1989 Annual Meeting. Information regarding the Board's four nominees

for director is set forth on page 7. Information regarding the eight

directors whose terms expire in 1989 and 1990 is set forth on pages 8

and 9.

The accompanying proxy will be voted for the election of the Board's

nominees unless contrary instructions are given. If any Board nominee

is unable to serve, which is not anticipated, the persons named as

proxies intend to vote for the remaining Board nominees and, unless

the number of such nominees is reduced by the Board of Directors, for

such other person as the Board of Directors may designate.

Background

In a Schedule 13D filed with the Securities and Exchange Commission

(the "Commission") on February 11, 1988, RB Partners, a Bahamian

limited partnership ("RB Partners"), and RB Associates of New Jersey,

L.P., a New Jersey limited partnership ("RB Associates"), disclosed

beneficial ownership of common stock of the Company representing

approximately 5.9% of the Company's then-outstanding common stock. The

Schedule 13D stated that RB Partners and RB Associates "will seek to

meet with management" of the Company and "may seek representation on

the Company's Board of Directors at its 1988 Annual Meeting of

Stockholders."

The general partner of each of RB Partners and RB Associates is

Gollust, Tierney and Oliver, a New Jersey general partnership ("GTO").

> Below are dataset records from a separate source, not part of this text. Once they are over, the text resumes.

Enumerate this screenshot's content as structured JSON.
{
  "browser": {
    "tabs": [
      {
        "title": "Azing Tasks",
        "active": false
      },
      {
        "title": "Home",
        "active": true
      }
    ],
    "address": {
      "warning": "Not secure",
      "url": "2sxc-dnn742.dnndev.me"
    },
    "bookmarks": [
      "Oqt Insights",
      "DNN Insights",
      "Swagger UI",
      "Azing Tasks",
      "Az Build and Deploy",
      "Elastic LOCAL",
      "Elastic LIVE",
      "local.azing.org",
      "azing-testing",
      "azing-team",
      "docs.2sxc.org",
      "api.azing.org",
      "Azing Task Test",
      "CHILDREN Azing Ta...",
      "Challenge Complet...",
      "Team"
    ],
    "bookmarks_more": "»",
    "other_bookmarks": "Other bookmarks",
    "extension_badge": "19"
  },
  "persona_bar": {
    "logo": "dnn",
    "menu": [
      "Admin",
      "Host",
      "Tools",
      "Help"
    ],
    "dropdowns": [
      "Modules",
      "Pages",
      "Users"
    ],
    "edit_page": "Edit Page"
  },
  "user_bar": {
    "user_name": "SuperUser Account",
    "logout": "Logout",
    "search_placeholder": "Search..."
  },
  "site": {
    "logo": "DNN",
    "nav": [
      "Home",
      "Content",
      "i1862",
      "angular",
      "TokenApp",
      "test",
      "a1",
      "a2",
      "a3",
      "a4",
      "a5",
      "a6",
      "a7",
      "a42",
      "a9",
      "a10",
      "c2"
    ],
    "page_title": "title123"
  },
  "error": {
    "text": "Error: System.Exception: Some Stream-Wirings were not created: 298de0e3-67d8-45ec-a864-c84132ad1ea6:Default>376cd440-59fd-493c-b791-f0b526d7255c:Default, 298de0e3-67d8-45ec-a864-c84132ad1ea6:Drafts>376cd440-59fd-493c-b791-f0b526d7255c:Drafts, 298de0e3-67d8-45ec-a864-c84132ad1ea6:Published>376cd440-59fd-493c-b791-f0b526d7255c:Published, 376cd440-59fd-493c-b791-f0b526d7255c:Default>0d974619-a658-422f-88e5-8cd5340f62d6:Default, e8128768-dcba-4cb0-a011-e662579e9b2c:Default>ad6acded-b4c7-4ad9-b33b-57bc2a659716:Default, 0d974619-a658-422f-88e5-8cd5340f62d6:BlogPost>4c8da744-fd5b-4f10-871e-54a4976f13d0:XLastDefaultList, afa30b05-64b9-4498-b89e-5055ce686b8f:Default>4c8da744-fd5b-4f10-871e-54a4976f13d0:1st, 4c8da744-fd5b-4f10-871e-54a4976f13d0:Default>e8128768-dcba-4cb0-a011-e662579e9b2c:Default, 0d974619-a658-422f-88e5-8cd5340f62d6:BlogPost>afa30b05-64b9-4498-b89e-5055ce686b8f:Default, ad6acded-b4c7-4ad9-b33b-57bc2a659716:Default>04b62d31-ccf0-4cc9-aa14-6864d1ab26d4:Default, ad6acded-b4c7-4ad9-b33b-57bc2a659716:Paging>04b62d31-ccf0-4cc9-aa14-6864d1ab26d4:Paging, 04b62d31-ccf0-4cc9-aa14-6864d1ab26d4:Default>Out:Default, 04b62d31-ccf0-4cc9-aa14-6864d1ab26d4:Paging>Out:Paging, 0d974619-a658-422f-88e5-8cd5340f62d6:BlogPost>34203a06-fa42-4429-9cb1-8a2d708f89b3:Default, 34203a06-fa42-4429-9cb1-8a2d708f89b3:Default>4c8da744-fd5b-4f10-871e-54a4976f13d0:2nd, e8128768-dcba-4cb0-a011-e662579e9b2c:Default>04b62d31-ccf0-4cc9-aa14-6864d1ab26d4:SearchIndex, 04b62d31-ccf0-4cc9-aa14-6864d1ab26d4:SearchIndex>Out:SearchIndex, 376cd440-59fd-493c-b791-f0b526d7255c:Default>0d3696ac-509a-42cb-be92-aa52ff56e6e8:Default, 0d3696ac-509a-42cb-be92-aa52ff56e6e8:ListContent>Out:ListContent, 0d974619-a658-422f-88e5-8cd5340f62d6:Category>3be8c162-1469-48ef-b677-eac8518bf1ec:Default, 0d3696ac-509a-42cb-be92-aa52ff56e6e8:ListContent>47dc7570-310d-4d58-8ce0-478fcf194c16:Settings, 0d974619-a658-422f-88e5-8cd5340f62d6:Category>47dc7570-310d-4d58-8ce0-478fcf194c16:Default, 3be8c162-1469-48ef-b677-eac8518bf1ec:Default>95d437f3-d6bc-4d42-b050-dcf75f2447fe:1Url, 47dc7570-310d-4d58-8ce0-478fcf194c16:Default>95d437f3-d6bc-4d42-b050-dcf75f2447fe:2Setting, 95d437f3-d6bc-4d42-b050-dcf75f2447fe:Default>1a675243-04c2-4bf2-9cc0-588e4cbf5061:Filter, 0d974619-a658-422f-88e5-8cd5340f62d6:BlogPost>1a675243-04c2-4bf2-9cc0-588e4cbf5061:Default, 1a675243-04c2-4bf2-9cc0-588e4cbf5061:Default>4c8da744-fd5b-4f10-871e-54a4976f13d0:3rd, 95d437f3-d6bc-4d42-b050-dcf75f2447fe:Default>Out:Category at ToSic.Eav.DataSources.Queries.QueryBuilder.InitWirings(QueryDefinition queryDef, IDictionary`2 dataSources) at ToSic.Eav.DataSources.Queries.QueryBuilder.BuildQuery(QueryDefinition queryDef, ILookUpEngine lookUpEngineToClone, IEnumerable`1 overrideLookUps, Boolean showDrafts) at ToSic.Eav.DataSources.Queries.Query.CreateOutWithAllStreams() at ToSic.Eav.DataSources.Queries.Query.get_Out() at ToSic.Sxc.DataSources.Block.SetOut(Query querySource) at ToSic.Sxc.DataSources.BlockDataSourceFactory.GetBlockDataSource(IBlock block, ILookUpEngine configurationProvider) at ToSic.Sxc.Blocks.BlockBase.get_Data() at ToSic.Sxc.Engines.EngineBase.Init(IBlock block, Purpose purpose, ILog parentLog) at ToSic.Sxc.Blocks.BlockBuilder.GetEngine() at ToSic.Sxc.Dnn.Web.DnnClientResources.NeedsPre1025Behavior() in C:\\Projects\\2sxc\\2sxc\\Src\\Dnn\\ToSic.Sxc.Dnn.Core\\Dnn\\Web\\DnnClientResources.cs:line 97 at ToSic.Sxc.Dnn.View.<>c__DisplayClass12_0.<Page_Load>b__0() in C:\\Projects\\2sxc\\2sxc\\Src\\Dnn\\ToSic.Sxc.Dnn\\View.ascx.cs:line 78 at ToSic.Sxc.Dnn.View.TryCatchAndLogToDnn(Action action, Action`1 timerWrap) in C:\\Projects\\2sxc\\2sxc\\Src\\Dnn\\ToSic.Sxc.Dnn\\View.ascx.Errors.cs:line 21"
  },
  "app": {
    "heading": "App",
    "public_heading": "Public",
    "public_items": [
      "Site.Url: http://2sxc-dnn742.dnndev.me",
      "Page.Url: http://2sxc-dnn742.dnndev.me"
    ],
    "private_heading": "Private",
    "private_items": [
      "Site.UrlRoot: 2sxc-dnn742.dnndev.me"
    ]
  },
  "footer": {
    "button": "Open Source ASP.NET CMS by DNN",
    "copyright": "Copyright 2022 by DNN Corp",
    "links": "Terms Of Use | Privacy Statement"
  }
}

GTO has four general partners, Keith R. Gollust, Paul E. Tierney, Jr.,

Augustus K. Oliver and Gollust & Tierney, Inc., a New Jersey

corporation ("G&T"). The executive officers and directors of G&T are

Messrs. Gollust, Tierney and Oliver. The principal limited partner of

RB Partners is Coniston Partners. (RB Partners, RB Associates, GTO,

G&T, Coniston Partners, The Coniston Group and Messrs. Gollust,

Tierney and Oliver are hereinafter referred to as the "Dissidents").

Tito Tettamanti, a Swiss investor, has stated publicly that he controls

25% of Coniston Partners. Mr. Tettamanti is Chairman of the Board of

Coniston North Atlantic International Corp. ("Coniston North

Atlantic"), a successor to a Panamanian corporation organized to engage

in the business of "strategic block" investing, of which Messrs.

Gollust, Tierney and Oliver are also directors and investment managers.

The Company has not yet determined the specific nature of the

involvement of Coniston North Atlantic or Mr. Tettamanti in the

Dissidents' activities relating to the Company.